If yous MaybeJobEvent
is a case class or instance of Product
, Spark won't be able to handle it.
See here.
Cannot create encoder for Option of Product type, because Product type is represented as a row, and the entire row can not be null in Spark SQL like normal databases. You can wrap your type with Tuple1 if you do want top level null Product objects, e.g. instead of creating
Dataset[Option[MyClass]]
, you can do something likeval ds: Dataset[Tuple1[MyClass]] = Seq(Tuple1(MyClass(...)), Tuple1(null)).toDS
Some examples:
case class BinaryHolder(value: Array[Byte]) {
def toStrMonad(): Option[String] = new String(value) match {
case "abc" => None
case _ => Some(new String(value))
}
def toCaseClassMonad(): Option[MyString] = new String(value) match {
case "abc" => None
case _ => Some(MyString(new String(value)))
}
}
//case classe is also Product
case class MyString(str: String)
Creating Dataset:
val ds = List(
BinaryHolder("abc".getBytes()),
BinaryHolder("dbe".getBytes()),
BinaryHolder("aws".getBytes()),
BinaryHolder("qwe".getBytes())
).toDS()
This works fine:
val df: DataFrame = ds.toDF()
df.select($"value".as[Array[Byte]])
.map(binaryData => {
BinaryHolder(binaryData).toStrMonad()
})
.show()
+-----+
|value|
+-----+
| null|
| dbe|
| aws|
| qwe|
+-----+
But this fails with the exception
df.select($"value".as[Array[Byte]])
.map(binaryData => {
//Option[MyString]
BinaryHolder(binaryData).toCaseClassMonad()
})
.show()
UnsupportedOperationException: Cannot create encoder for Option of Product type...

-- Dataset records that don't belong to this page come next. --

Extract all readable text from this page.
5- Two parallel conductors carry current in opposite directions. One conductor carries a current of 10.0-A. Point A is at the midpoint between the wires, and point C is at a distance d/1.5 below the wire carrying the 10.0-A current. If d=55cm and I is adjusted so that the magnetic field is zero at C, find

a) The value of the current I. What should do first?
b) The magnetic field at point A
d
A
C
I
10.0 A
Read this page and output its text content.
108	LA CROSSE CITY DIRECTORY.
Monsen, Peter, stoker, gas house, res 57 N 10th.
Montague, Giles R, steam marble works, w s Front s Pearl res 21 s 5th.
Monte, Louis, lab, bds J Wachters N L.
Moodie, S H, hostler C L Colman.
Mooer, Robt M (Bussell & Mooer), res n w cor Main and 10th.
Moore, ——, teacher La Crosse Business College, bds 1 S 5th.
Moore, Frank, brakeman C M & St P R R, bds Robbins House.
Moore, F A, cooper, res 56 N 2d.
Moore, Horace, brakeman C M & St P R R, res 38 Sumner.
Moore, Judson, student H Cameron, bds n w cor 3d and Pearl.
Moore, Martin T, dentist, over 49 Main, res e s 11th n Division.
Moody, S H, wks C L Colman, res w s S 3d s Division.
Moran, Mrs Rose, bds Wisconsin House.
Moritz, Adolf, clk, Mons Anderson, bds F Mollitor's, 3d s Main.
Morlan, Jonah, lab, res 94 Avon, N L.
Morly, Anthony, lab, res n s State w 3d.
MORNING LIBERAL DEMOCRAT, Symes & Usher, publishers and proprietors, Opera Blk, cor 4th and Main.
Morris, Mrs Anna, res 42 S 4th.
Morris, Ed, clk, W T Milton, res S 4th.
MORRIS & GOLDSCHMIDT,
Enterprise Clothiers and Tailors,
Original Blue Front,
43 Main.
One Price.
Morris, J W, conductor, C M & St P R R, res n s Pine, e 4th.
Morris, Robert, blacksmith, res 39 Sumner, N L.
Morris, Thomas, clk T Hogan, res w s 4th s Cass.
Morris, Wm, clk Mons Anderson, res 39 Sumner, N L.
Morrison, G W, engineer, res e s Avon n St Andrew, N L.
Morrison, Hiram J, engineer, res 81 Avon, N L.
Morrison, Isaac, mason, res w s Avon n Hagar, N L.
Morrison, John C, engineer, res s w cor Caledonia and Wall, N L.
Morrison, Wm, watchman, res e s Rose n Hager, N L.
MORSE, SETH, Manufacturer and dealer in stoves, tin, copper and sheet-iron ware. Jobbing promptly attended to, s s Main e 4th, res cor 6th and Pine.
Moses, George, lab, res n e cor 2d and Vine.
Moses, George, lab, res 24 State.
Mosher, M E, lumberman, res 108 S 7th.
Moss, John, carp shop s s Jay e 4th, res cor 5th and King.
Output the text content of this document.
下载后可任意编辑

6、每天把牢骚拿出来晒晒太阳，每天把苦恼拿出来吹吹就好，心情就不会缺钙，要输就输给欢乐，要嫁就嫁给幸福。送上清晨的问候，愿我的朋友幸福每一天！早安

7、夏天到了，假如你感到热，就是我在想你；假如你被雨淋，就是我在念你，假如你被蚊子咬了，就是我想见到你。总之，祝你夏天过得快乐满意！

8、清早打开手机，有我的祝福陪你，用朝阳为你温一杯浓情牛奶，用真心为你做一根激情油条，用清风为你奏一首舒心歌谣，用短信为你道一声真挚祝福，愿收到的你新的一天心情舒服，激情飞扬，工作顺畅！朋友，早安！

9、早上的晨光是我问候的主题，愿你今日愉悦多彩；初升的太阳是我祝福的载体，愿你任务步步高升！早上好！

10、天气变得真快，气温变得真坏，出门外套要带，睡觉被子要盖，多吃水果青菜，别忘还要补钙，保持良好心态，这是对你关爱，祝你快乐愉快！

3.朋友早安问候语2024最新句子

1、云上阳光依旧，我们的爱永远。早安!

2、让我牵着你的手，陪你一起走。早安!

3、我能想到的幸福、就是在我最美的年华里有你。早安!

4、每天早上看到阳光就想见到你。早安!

Returning nulls for a typed dataset also won't work
df.select($"value".as[Array[Byte]])
.map(binaryData => {
BinaryHolder(binaryData).toCaseClassMonad() match {
case Some(value) => value
case None => null
}
})
throws
java.lang.NullPointerException: Null value appeared in non-nullable field:
top level Product input object
If the schema is inferred from a Scala tuple/case class, or a Java bean, please try to use scala.Option[_] or other nullable types (e.g. java.lang.Integer instead of int/scala.Int).
Upvotes: 3